„Wir müssen an Entzerrungen arbeiten“
Caritas-Integrationsbeauftragter Martin Sahler fordert mehr Platz in Einrichtungen für Geflüchtete.
METTMANN Nicht nur Politiker drängen auf eine bessere Unterbringung von Geflüchteten, nachdem zuletzt in einer Sammelunterkunft in St. Augustin 130 Corona-Fälle registriert wurden. Auch Martin Sahlers Plädoyer geht in diese Richtung: „Menschen müssen auf leere Unterkünfte verteilt werden“, fordert der Abteilungsleiter für den Fachbereich Integration und Migration der Caritas Mettmann dezentralere Unterkünfte. „Das Wichtigste ist die Entzerrung.“
Er spricht aus Erfahrung, „in der städtischen Unterkunft gab es Anfang April 50 Infizierte“, erinnert er an den vergangenen Monat und die Situation im Flüchtlingsheim an der Seibelstraße in Mettmann. Inzwischen
ist die damals verhängte Quarantäne für alle dort lebenden Männer aufgehoben. Allerdings, so berichtet er ebenfalls aus Erfahrung, ist die Situation in kommunalen Unterkünften wie der an der Seibelstraße „immer entspannter“als es in den Einrichtungen des Landes zugeht. Auch das hängt maßgeblich mit der Anzahl der zu Betreuenden zusammen.

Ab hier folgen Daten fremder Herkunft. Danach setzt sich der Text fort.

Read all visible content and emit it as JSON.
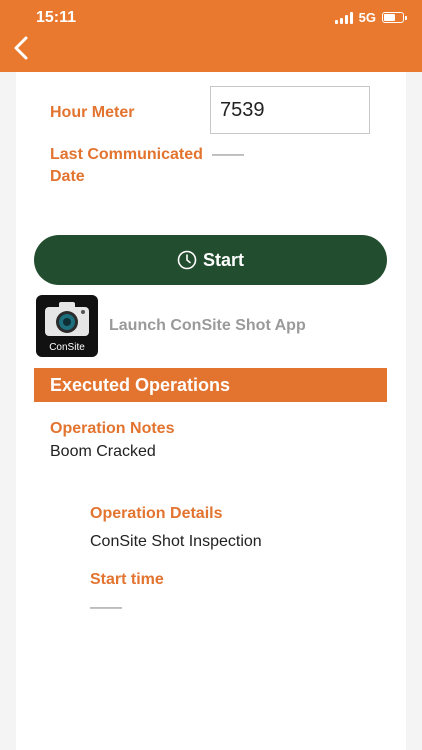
{
  "status_bar": {
    "time": "15:11",
    "network": "5G"
  },
  "header": {
    "back_icon": "chevron-left-icon"
  },
  "hour_meter": {
    "label": "Hour Meter",
    "value": "7539"
  },
  "last_communicated": {
    "label_line1": "Last Communicated",
    "label_line2": "Date",
    "value": "——"
  },
  "start_button": {
    "label": "Start",
    "icon": "clock-icon",
    "color": "#234d2f"
  },
  "app_launch": {
    "icon_brand": "ConSite",
    "label": "Launch ConSite Shot App"
  },
  "executed_operations": {
    "title": "Executed Operations",
    "notes_label": "Operation Notes",
    "notes_value": "Boom Cracked",
    "details_label": "Operation Details",
    "details_value": "ConSite Shot Inspection",
    "start_time_label": "Start time",
    "start_time_value": "——"
  },
  "colors": {
    "accent": "#e8792e",
    "label": "#e27430",
    "button": "#234d2f"
  }
}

Als Beispiel einer Einrichtung des Landes nennt Martin Sahler die Adresse in Ratingen. „Es gibt kein Hygienekonzept, auf dessen strikte Umsetzung geachtet wird.“Ob Abstandsregeln eingehalten werden oder die Mund-Nase-Bedecker vorschriftsmäßig angelegt würden, bliebe dem Zufall überlassen. „Es wird eben auch nicht in dem Rahmen desinfiziert, wie das anderer Stelle und in der Öffentlichkeit verlangt wird.“Das hinge auch damit zusammen, dass die Leute „ein Stück weit sich selbst überlassen werden“. In der Unterkunft gelten Regeln wie in einer Wohngemeinschaft,
vor der Tür die der Öffentlichkeit, „das versteht kein Mensch“.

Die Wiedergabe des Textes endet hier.